Microsoft is advocating for significant changes to Windows security architecture in the wake of a major outage caused by a faulty CrowdStrike update last week. The incident, which affected 8.5 million PCs, has prompted Microsoft to reassess the resilience of its operating system and consider limiting kernel-level access for third-party security vendors.
John Cable, Microsoft’s vice president of program management for Windows servicing and delivery, outlined the company’s stance in a blog post titled “Windows resiliency: Best practices and the path forward.” Cable emphasised the need for “end-to-end resilience” and hinted at potential changes that could restrict kernel access for security software.
The CrowdStrike update bug, which resulted in widespread system crashes, has highlighted the risks associated with allowing third-party applications to operate at the kernel level. This privileged access, while beneficial for threat detection, can lead to catastrophic failures if errors occur.

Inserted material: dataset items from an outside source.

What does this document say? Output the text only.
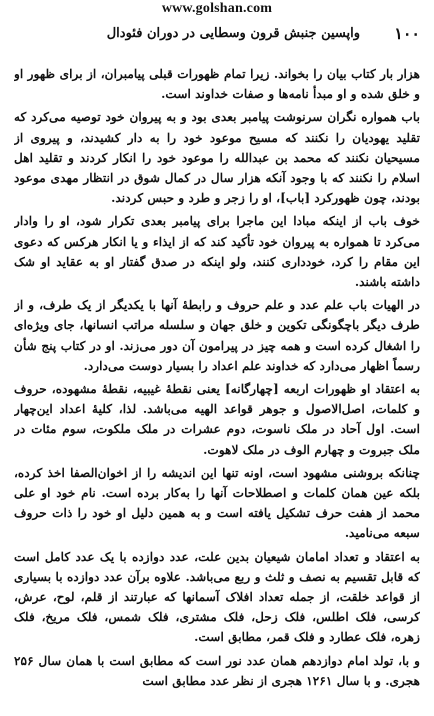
www.golshan.com
۱۰۰
واپسین جنبش قرون وسطایی در دوران فئودال

هزار بار کتاب بیان را بخواند. زیرا تمام ظهورات قبلی پیامبران، از برای ظهور او و خلق شده و او مبدأ نامه‌ها و صفات خداوند است.

باب همواره نگران سرنوشت پیامبر بعدی بود و به پیروان خود توصیه می‌کرد که تقلید یهودیان را نکنند که مسیح موعود خود را به دار کشیدند، و پیروی از مسیحیان نکنند که محمد بن عبدالله را موعود خود را انکار کردند و تقلید اهل اسلام را نکنند که با وجود آنکه هزار سال در کمال شوق در انتظار مهدی موعود بودند، چون ظهورکرد [باب]، او را زجر و طرد و حبس کردند.

خوف باب از اینکه مبادا این ماجرا برای پیامبر بعدی تکرار شود، او را وادار می‌کرد تا همواره به پیروان خود تأکید کند که از ایذاء و یا انکار هرکس که دعوی این مقام را کرد، خودداری کنند، ولو اینکه در صدق گفتار او به عقاید او شک داشته باشند.

در الهیات باب علم عدد و علم حروف و رابطهٔ آنها با یکدیگر از یک طرف، و از طرف دیگر باچگونگی تکوین و خلق جهان و سلسله مراتب انسانها، جای ویژه‌ای را اشغال کرده است و همه چیز در پیرامون آن دور می‌زند. او در کتاب پنج شأن رسماً اظهار می‌دارد که خداوند علم اعداد را بسیار دوست می‌دارد.

به اعتقاد او ظهورات اربعه [چهارگانه] یعنی نقطهٔ غیبیه، نقطهٔ مشهوده، حروف و کلمات، اصل‌الاصول و جوهر قواعد الهیه می‌باشد. لذا، کلیهٔ اعداد این‌چهار است. اول آحاد در ملک ناسوت، دوم عشرات در ملک ملکوت، سوم مئات در ملک جبروت و چهارم الوف در ملک لاهوت.

چنانکه بروشنی مشهود است، اونه تنها این اندیشه را از اخوان‌الصفا اخذ کرده، بلکه عین همان کلمات و اصطلاحات آنها را به‌کار برده است. نام خود او علی محمد از هفت حرف تشکیل یافته است و به همین دلیل او خود را ذات حروف سبعه می‌نامید.

به اعتقاد و تعداد امامان شیعیان بدین علت، عدد دوازده با یک عدد کامل است که قابل تقسیم به نصف و ثلث و ربع می‌باشد. علاوه برآن عدد دوازده با بسیاری از قواعد خلقت، از جمله تعداد افلاک آسمانها که عبارتند از قلم، لوح، عرش، کرسی، فلک اطلس، فلک زحل، فلک مشتری، فلک شمس، فلک مریخ، فلک زهره، فلک عطارد و فلک قمر، مطابق است.

و با، تولد امام دوازدهم همان عدد نور است که مطابق است با همان سال ۲۵۶ هجری. و با سال ۱۲۶۱ هجری از نظر عدد مطابق است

Microsoft is now exploring alternatives that don’t rely on kernel access, such as VBS enclaves and the Azure Attestation service. These technologies, which utilize Zero Trust approaches, could provide enhanced security without the risks associated with kernel-level operations.
The tech giant’s push for change may face resistance from cybersecurity vendors and regulators. A similar attempt to restrict kernel access in Windows Vista in 2006 was met with opposition. In contrast, Apple successfully locked down kernel access in macOS in 2020.
Microsoft’s approach involves collaboration with partners and the broader security community. The company aims to balance improved system resilience with the needs of security vendors who have historically relied on kernel-level access for their products.
Microsoft’s response to the CrowdStrike incident also included deploying over 5,000 support engineers to assist affected organizations and providing ongoing updates through the Windows release health dashboard. The company has emphasized the importance of business continuity planning, secure data backups, and utilizing cloud-native approaches for managing Windows devices to enhance resilience against future incidents.